Respondents to the IAB-commissioned survey appear to give somewhat less emphasis to CTV's cost factor, and even more emphasis to issues relating to cross-platform measurement and transparency.

The IAB report points out that cross-platform challenges including measurement complexity, sub-par tool functionality and data lags inhibit advertisers from using sales lift -- their optimal KPI -- and also general business outcome, to assess CTV performance.

Buyers say they’re addressing CTV’s challenges in part by preparing for a converged linear TV/CTV marketplace — which 88% believe will happen (42% within the next two years, 46% longer than two years). Such a marketplace would presumably ease management of cross-platform and cross-channel video buys.

Two thirds (66%) of linear TV/digital video buyers now have a single planning team for the two channels, and another 25% expect to have one planning team in the future.

Video buyers are also implementing creative and targeting tactics.

Nearly two thirds (64%) report leveraging multivariate creative to help reduce over-frequency and over-exposure to the same ads.

“Continued adoption and fine-tuning of emerging ad formats will help shift adoption towards CTV,” sums up the report. “Among users of emerging formats, influencer-based and shoppable are performing well across the funnel. These formats are ripe for CTV, as buyers express that CTV can deliver KPIs more effectively across the funnel than linear TV.”

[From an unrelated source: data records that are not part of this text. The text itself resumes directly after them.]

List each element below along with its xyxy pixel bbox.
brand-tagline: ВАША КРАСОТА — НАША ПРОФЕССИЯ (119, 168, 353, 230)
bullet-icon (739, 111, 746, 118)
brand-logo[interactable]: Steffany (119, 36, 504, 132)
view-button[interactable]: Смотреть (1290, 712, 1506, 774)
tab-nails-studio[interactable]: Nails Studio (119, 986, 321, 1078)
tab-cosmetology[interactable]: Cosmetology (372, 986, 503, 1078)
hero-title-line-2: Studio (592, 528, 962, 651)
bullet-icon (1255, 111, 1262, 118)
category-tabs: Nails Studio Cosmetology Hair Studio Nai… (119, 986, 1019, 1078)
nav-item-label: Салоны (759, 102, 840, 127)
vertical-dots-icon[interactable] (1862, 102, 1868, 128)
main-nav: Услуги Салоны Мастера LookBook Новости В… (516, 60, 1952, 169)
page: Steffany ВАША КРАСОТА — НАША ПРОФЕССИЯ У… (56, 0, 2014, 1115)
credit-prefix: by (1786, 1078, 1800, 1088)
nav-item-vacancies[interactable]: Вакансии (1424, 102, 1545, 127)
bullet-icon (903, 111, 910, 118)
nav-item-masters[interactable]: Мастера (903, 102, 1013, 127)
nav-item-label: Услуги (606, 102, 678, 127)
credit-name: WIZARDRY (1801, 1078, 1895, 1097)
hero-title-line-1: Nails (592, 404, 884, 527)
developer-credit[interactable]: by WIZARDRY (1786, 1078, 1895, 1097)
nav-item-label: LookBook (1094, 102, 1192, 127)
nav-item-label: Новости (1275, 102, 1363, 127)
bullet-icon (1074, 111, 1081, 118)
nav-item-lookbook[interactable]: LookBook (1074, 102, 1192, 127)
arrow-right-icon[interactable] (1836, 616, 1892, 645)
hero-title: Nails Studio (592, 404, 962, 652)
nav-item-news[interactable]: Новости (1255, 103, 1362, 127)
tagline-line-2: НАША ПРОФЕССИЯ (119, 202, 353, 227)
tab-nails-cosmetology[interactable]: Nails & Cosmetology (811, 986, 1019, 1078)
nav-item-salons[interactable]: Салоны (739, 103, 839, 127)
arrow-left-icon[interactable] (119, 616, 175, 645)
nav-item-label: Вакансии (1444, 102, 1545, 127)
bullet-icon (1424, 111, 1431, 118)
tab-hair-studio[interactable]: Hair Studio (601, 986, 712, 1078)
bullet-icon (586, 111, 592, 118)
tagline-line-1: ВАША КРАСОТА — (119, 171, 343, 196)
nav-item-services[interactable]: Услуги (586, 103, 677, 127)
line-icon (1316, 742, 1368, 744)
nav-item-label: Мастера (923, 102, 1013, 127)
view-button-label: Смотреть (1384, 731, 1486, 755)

More than half (52%) are trying to reduce ad fraud by increasing use of contextual signals to replace open exchange-based audience targeting.

The researchers stress that, for many emerging and established brands, “it’s time to right-size spend” to reach the growing number of consumers no longer watching traditional television.

They also suggest that more advertisers should use CTV not just for bottom-of-the-funnel performance campaigns, but for optimizing reach and frequency for branding against light TV viewers, and reaching audiences more precisely on a national or local basis.

To facilitate the strategic shift to streaming, they recommend reorganizing media agency team structures to bring planning and execution closer together; leveraging innovative smart-TV creative formats; closer collaboration among all supply-chain parties to prevent poor ad placement; using identity and addressability tech partners to overcome streaming channel fragmentation; and ensuring that their measurement partners are verified by an independent third party (the Media Ratings Council).

They also caution against relying exclusively on legacy pricing models. “While broadcast/cable TV may appear less expensive in terms of hitting mass impression targets, the waste that comes with serving ads to unwanted audiences has become part of buyers’ standard calculations to move beyond ‘spray and pray,’” they note.